The Court also noted that the ban indirectly discriminated against several groups based on gender, disability, and socioeconomic status. The prohibition of IVF discriminated on the basis of gender because it effectively stated that the embryo’s rights are more important than the woman’s rights, indicating that the woman is simply an instrument of reproduction. The Court explained that the prohibition of IVF discriminated based on disability, recognizing its disproportionate impact on people who are infertile. The Court recognized infertility to be a “functional limitation recognized as a disease” and that people with infertility “are protected by the rights of persons with disabilities, which include the right to have access to the necessary techniques to resolve reproductive health problems.” The Court further reasoned that the ban on IVF discriminated based on socioeconomic status, due to its impact on those who do not have the resources to travel to another country to access fertility treatments.
The Court therefore held that the Constitutional Chamber’s decision to uphold the prohibition on IVF is based on an absolute protection of the embryo that failed to account for the other competing rights and therefore constituted an “arbitrary and excessive” violation of the right to private and family life. The Court declared that Costa Rica had violated several provisions of in the Convention, including Articles 5.1 (personal integrity), 7.1 (personal liberty), 11.2 (private life), 17.2 (family), and 1.1 (equality).
The Court ordered Costa Rica to: (1) publish the Court’s decision in nationally circulated newspapers and online, (2) repeal the prohibition on IVF and ensure the implementation of the repeal, (3) offer fertility treatments through its social security program, and (4) implement educational programs for its judiciary on reproductive rights, human rights, and non-discrimination. The Court also ordered Costa Rica to provide free and immediate psychologic treatment to the couples for four years, as well as cover all related expenses, medical or otherwise. Costa Rica also had to pay $5000 to each victim that had to travel outside of the country to access IVF treatments, as well as $20,000 for each victim for pain and suffering.
The Court’s ground-breaking holding in this case demonstrates a turning point in the acknowledgment and protection of reproductive rights in the Latin America. This was the first case where the Court recognized reproductive rights as human rights incorporated within the rights to privacy, of the family, liberty, and integrity. The Court’s determination that the ban on IVF indirectly discriminates against several groups marked a pivotal moment in reproductive rights jurisprudence because it effectively connects the provision of reproductive health services with the fundamental human rights of equality and non-discrimination.

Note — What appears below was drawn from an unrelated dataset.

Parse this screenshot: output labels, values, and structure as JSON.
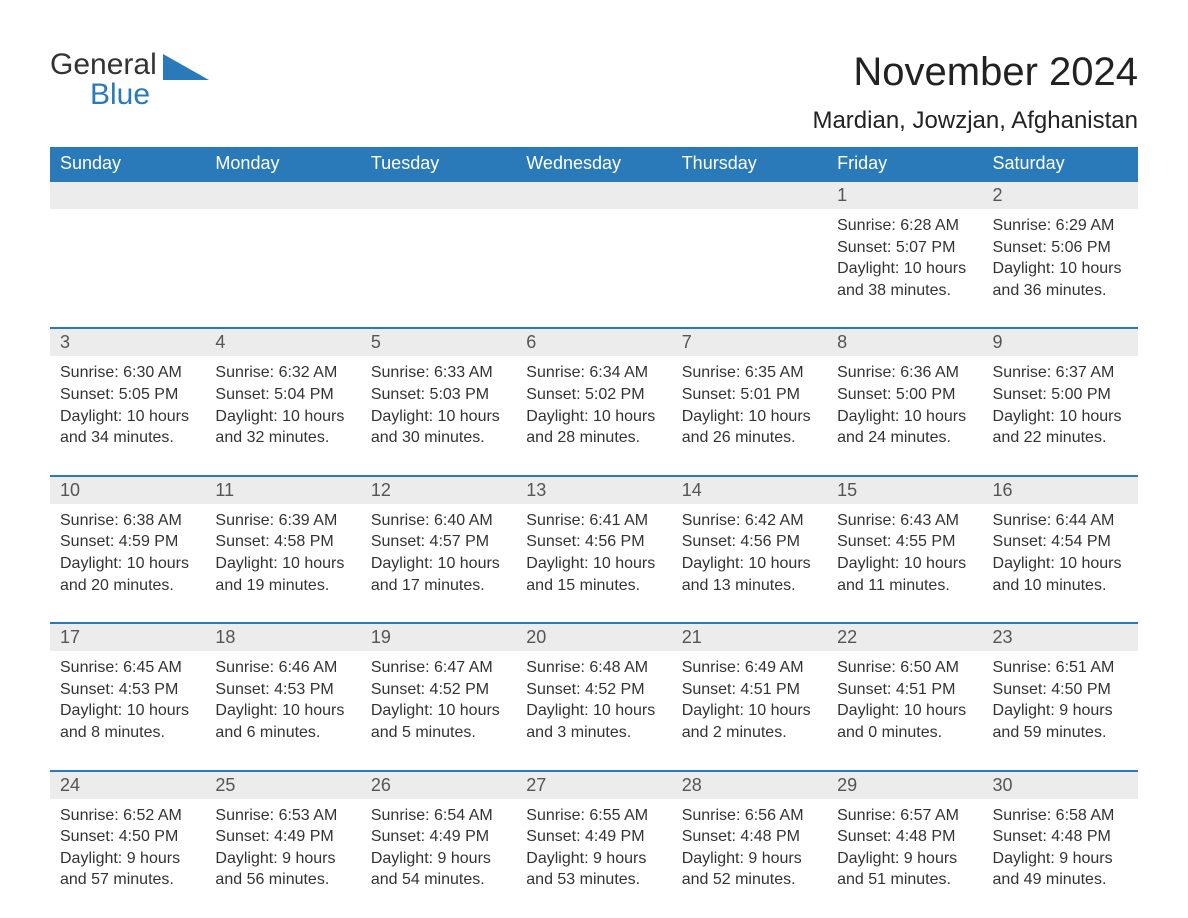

This decision also marked the first time the Court ruled on the scope of the Convention’s controversial Article 4.1 right to life provision. This decision effectively ended arguments that the American Convention afforded an absolute right to life prior to birth. In addition to recognizing that “conception” referred to implantation, not fertilization, the Court made clear that this protection gradually increases as the embryo develops. Importantly, the Court also made clear that prenatal protections must also be proportionate in how they affect individuals’ exercise of their human rights, and take into account any disproportionate impacts on specific populations, including on women.
The Court also stated firmly that under the Convention an embryo is not a person. This decision is a landmark step towards the realization of reproductive rights, as Article 4.1 has commonly been invoked in order to justify limitations on and violations of these rights, including in relation to access to certain forms of contraception and safe and legal abortion.